Secara teknis ide terobosan itu baik. Mobilisasi tenaga dan peralatan medis lebih mudah. Lebih masuk akal. Lokasi itu masih di satu kompleks rumah sakit.
"Tapi ini bukan hanya soal jumlah tempat tidur," ujar dr Brahmana, ketua Ikatan Dokter Indonesia (IDI) Surabaya.
Itu juga menyangkut kecukupan tenaga medis. Jumlah dokter yang terkena Covid-19 sangat banyak.
Sampai tadi malam angkanya mengerikan. Dokter yang sedang terpapar 196 orang. Sebagian besar isolasi mandiri: 146 orang. Yang 50 orang lagi sedang dirawat di rumah sakit.
Tenaga medis lain juga tidak sedikit yang terkena Covid-19. Pun pengaruhnya sampai kamar mayat –kalau sopir ambulans pun terpapar.
"Semoga PPKM Darurat kali ini efektif," ujar Brahmana. Kalau tidak, maka ibarat ngepel lantai di rumah yang atapnya bocor.
Menambah jumlah tempat tidur darurat bisa diadakan. Tapi dapat tenaga medis dari mana?
Selama ini ada tenaga darurat. Para dokter yang lagi melanjutkan kuliah spesialis diperbantukan di garis depan. Di rumah-rumah sakit tipe A. Yang juga menjadi rumah sakit pendidikan.
Tapi rumah sakit di bawah tipe A tidak akan mendapat bantuan seperti itu
Di RSUD dr Soetomo Surabaya, misalnya, sekarang ini ada sekitar 1.200 calon dokter spesialis berada di garis depan penanganan Covid-19. Demikian juga di rumah sakit seperti dr Sardjito, Yogyakarta.
Mereka itu sekarang ini menjadi tenaga penting. Sekaligus berisiko. Pun masih pula harus membayar uang kuliah –yang mahal itu.
Maka sudah sewajarnya uang kuliah mereka itu dibebaskan. Setidaknya selama Covid-19 ini.
"Dulu pernah dibebaskan. Tapi hanya satu semester. Sekarang sudah harus membayar lagi," ujar dr Jagadito, lulusan Universitas Airlangga yang lagi mengambil spesialis jantung di Universitas Gadjah Mada/RSUP dr Sardjito Yogyakarta.

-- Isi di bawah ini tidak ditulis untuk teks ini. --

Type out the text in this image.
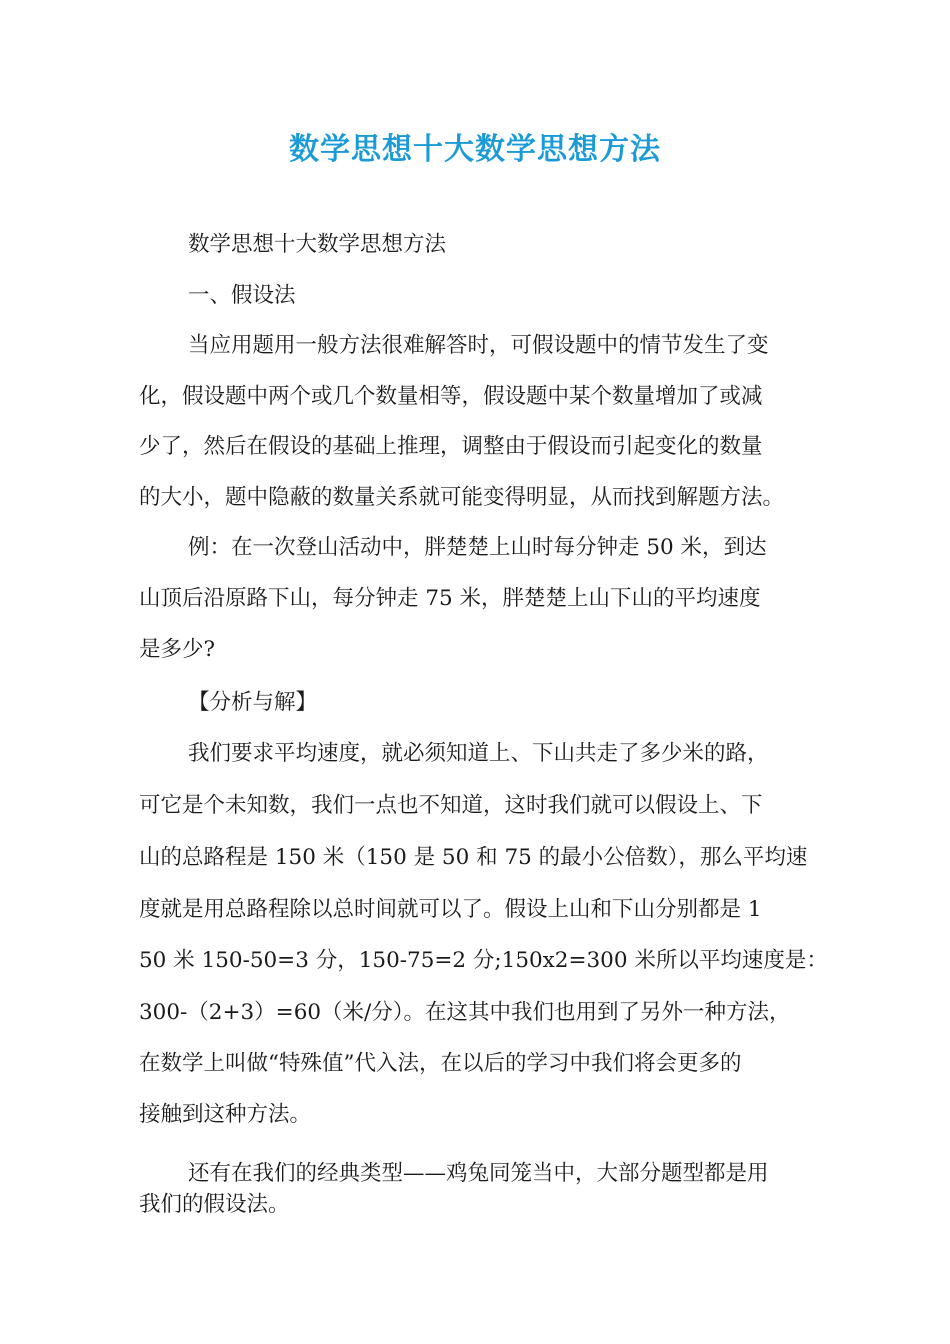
数学思想十大数学思想方法
数学思想十大数学思想方法
一、假设法
当应用题用一般方法很难解答时，可假设题中的情节发生了变
化，假设题中两个或几个数量相等，假设题中某个数量增加了或减
少了，然后在假设的基础上推理，调整由于假设而引起变化的数量
的大小，题中隐蔽的数量关系就可能变得明显，从而找到解题方法。
例：在一次登山活动中，胖楚楚上山时每分钟走 50 米，到达
山顶后沿原路下山，每分钟走 75 米，胖楚楚上山下山的平均速度
是多少?
【分析与解】
我们要求平均速度，就必须知道上、下山共走了多少米的路，
可它是个未知数，我们一点也不知道，这时我们就可以假设上、下
山的总路程是 150 米（150 是 50 和 75 的最小公倍数），那么平均速
度就是用总路程除以总时间就可以了。假设上山和下山分别都是 1
50 米 150-50=3 分，150-75=2 分;150x2=300 米所以平均速度是：
300-（2+3）=60（米/分）。在这其中我们也用到了另外一种方法，
在数学上叫做“特殊值”代入法，在以后的学习中我们将会更多的
接触到这种方法。
还有在我们的经典类型——鸡兔同笼当中，大部分题型都是用
我们的假设法。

Mereka itu, ujar Jagadito, perlu biaya besar untuk menjaga diri. Agar tidak tertular virus. Mereka harus membeli berbagai vitamin dan obat.

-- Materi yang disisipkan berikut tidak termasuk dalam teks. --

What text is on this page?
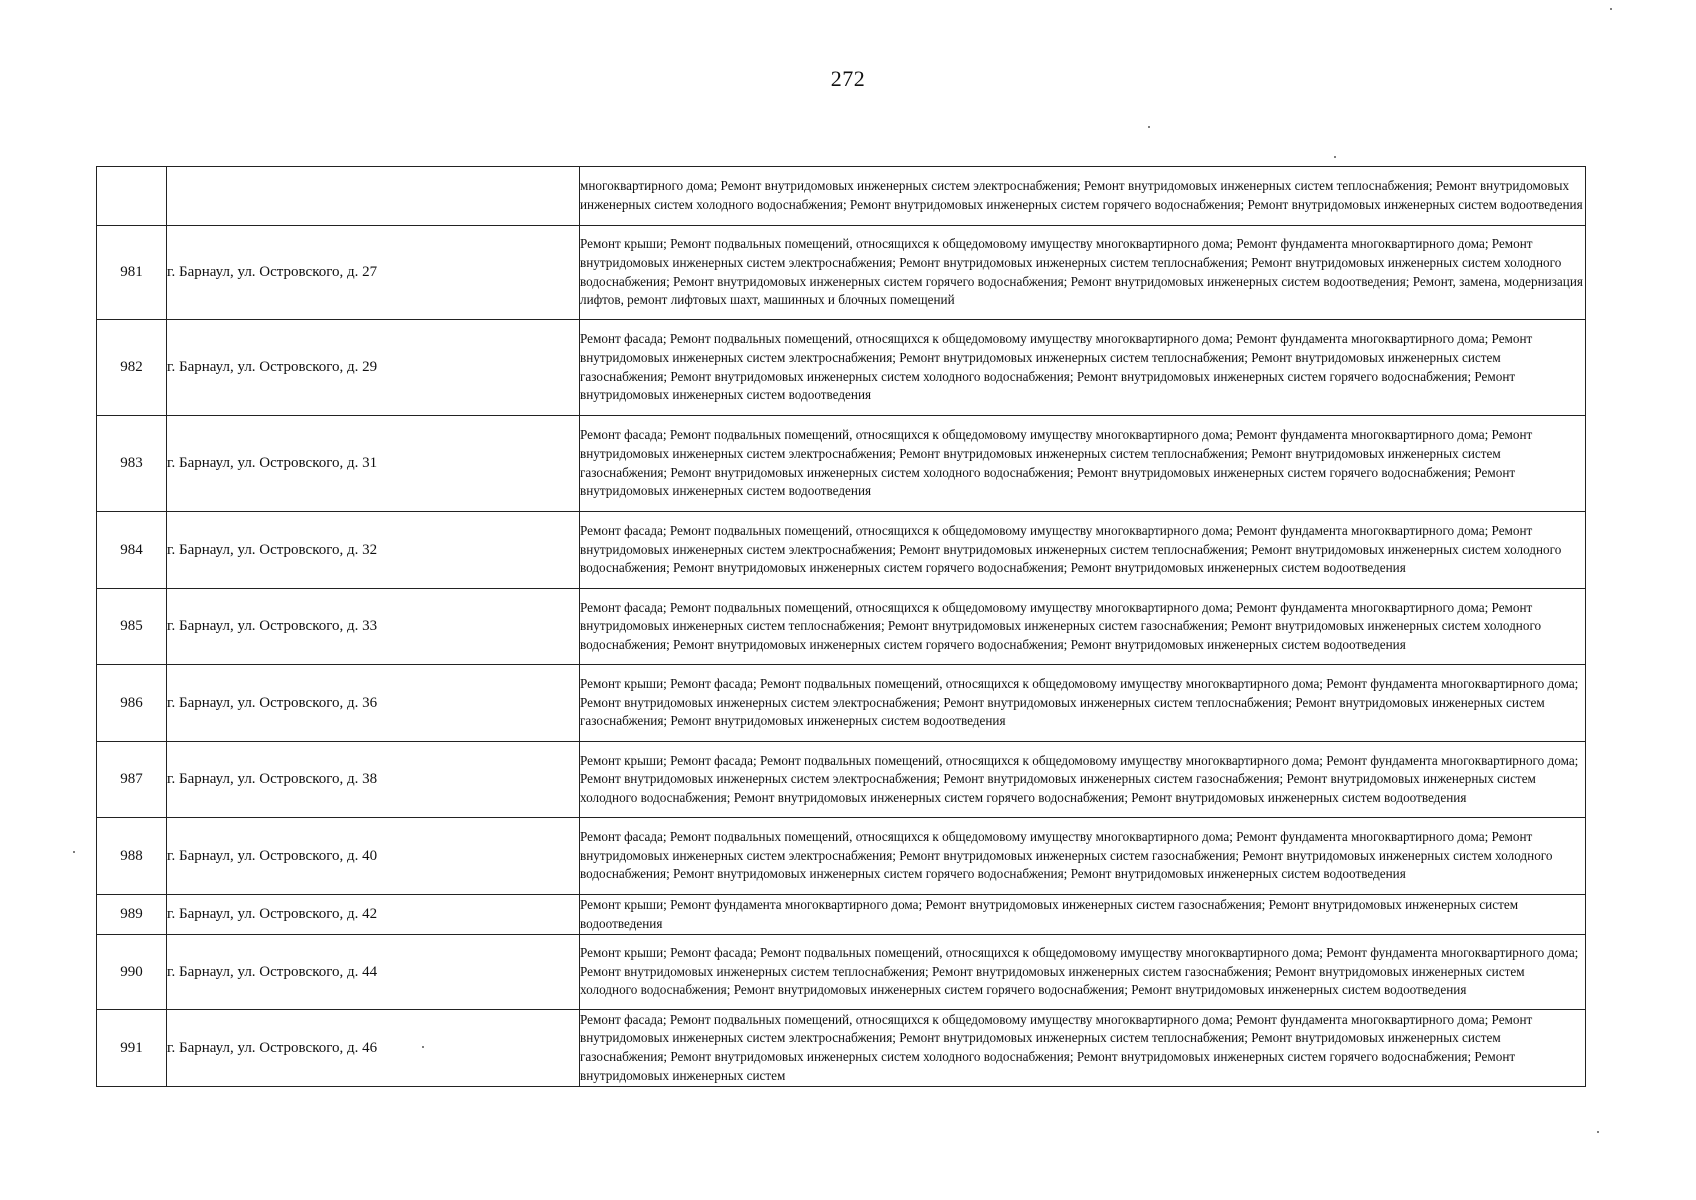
272
		многоквартирного дома; Ремонт внутридомовых инженерных систем электроснабжения; Ремонт внутридомовых инженерных систем теплоснабжения; Ремонт внутридомовых инженерных систем холодного водоснабжения; Ремонт внутридомовых инженерных систем горячего водоснабжения; Ремонт внутридомовых инженерных систем водоотведения
981	г. Барнаул, ул. Островского, д. 27	Ремонт крыши; Ремонт подвальных помещений, относящихся к общедомовому имуществу многоквартирного дома; Ремонт фундамента многоквартирного дома; Ремонт внутридомовых инженерных систем электроснабжения; Ремонт внутридомовых инженерных систем теплоснабжения; Ремонт внутридомовых инженерных систем холодного водоснабжения; Ремонт внутридомовых инженерных систем горячего водоснабжения; Ремонт внутридомовых инженерных систем водоотведения; Ремонт, замена, модернизация лифтов, ремонт лифтовых шахт, машинных и блочных помещений
982	г. Барнаул, ул. Островского, д. 29	Ремонт фасада; Ремонт подвальных помещений, относящихся к общедомовому имуществу многоквартирного дома; Ремонт фундамента многоквартирного дома; Ремонт внутридомовых инженерных систем электроснабжения; Ремонт внутридомовых инженерных систем теплоснабжения; Ремонт внутридомовых инженерных систем газоснабжения; Ремонт внутридомовых инженерных систем холодного водоснабжения; Ремонт внутридомовых инженерных систем горячего водоснабжения; Ремонт внутридомовых инженерных систем водоотведения
983	г. Барнаул, ул. Островского, д. 31	Ремонт фасада; Ремонт подвальных помещений, относящихся к общедомовому имуществу многоквартирного дома; Ремонт фундамента многоквартирного дома; Ремонт внутридомовых инженерных систем электроснабжения; Ремонт внутридомовых инженерных систем теплоснабжения; Ремонт внутридомовых инженерных систем газоснабжения; Ремонт внутридомовых инженерных систем холодного водоснабжения; Ремонт внутридомовых инженерных систем горячего водоснабжения; Ремонт внутридомовых инженерных систем водоотведения
984	г. Барнаул, ул. Островского, д. 32	Ремонт фасада; Ремонт подвальных помещений, относящихся к общедомовому имуществу многоквартирного дома; Ремонт фундамента многоквартирного дома; Ремонт внутридомовых инженерных систем электроснабжения; Ремонт внутридомовых инженерных систем теплоснабжения; Ремонт внутридомовых инженерных систем холодного водоснабжения; Ремонт внутридомовых инженерных систем горячего водоснабжения; Ремонт внутридомовых инженерных систем водоотведения
985	г. Барнаул, ул. Островского, д. 33	Ремонт фасада; Ремонт подвальных помещений, относящихся к общедомовому имуществу многоквартирного дома; Ремонт фундамента многоквартирного дома; Ремонт внутридомовых инженерных систем теплоснабжения; Ремонт внутридомовых инженерных систем газоснабжения; Ремонт внутридомовых инженерных систем холодного водоснабжения; Ремонт внутридомовых инженерных систем горячего водоснабжения; Ремонт внутридомовых инженерных систем водоотведения
986	г. Барнаул, ул. Островского, д. 36	Ремонт крыши; Ремонт фасада; Ремонт подвальных помещений, относящихся к общедомовому имуществу многоквартирного дома; Ремонт фундамента многоквартирного дома; Ремонт внутридомовых инженерных систем электроснабжения; Ремонт внутридомовых инженерных систем теплоснабжения; Ремонт внутридомовых инженерных систем газоснабжения; Ремонт внутридомовых инженерных систем водоотведения
987	г. Барнаул, ул. Островского, д. 38	Ремонт крыши; Ремонт фасада; Ремонт подвальных помещений, относящихся к общедомовому имуществу многоквартирного дома; Ремонт фундамента многоквартирного дома; Ремонт внутридомовых инженерных систем электроснабжения; Ремонт внутридомовых инженерных систем газоснабжения; Ремонт внутридомовых инженерных систем холодного водоснабжения; Ремонт внутридомовых инженерных систем горячего водоснабжения; Ремонт внутридомовых инженерных систем водоотведения
988	г. Барнаул, ул. Островского, д. 40	Ремонт фасада; Ремонт подвальных помещений, относящихся к общедомовому имуществу многоквартирного дома; Ремонт фундамента многоквартирного дома; Ремонт внутридомовых инженерных систем электроснабжения; Ремонт внутридомовых инженерных систем газоснабжения; Ремонт внутридомовых инженерных систем холодного водоснабжения; Ремонт внутридомовых инженерных систем горячего водоснабжения; Ремонт внутридомовых инженерных систем водоотведения
989	г. Барнаул, ул. Островского, д. 42	Ремонт крыши; Ремонт фундамента многоквартирного дома; Ремонт внутридомовых инженерных систем газоснабжения; Ремонт внутридомовых инженерных систем водоотведения
990	г. Барнаул, ул. Островского, д. 44	Ремонт крыши; Ремонт фасада; Ремонт подвальных помещений, относящихся к общедомовому имуществу многоквартирного дома; Ремонт фундамента многоквартирного дома; Ремонт внутридомовых инженерных систем теплоснабжения; Ремонт внутридомовых инженерных систем газоснабжения; Ремонт внутридомовых инженерных систем холодного водоснабжения; Ремонт внутридомовых инженерных систем горячего водоснабжения; Ремонт внутридомовых инженерных систем водоотведения
991	г. Барнаул, ул. Островского, д. 46	Ремонт фасада; Ремонт подвальных помещений, относящихся к общедомовому имуществу многоквартирного дома; Ремонт фундамента многоквартирного дома; Ремонт внутридомовых инженерных систем электроснабжения; Ремонт внутридомовых инженерных систем теплоснабжения; Ремонт внутридомовых инженерных систем газоснабжения; Ремонт внутридомовых инженерных систем холодного водоснабжения; Ремонт внутридомовых инженерных систем горячего водоснабжения; Ремонт внутридомовых инженерных систем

Memang, seperti juga dokter lain, mereka mendapat tunjangan Covid: Rp 12,5 juta/bulan. Tapi mereka juga sudah tidak bisa lagi membuka praktik.
Pernah ada ide agar mahasiswa kedokteran yang belum lulus tes –tapi sudah selesai kuliah– untuk diperbantukan. Jumlahnya sangat besar. Mereka itu menunggu untuk tes ulangan. Hanya saja berisiko. Tes akhir saja belum lulus kok harus menangani pasien.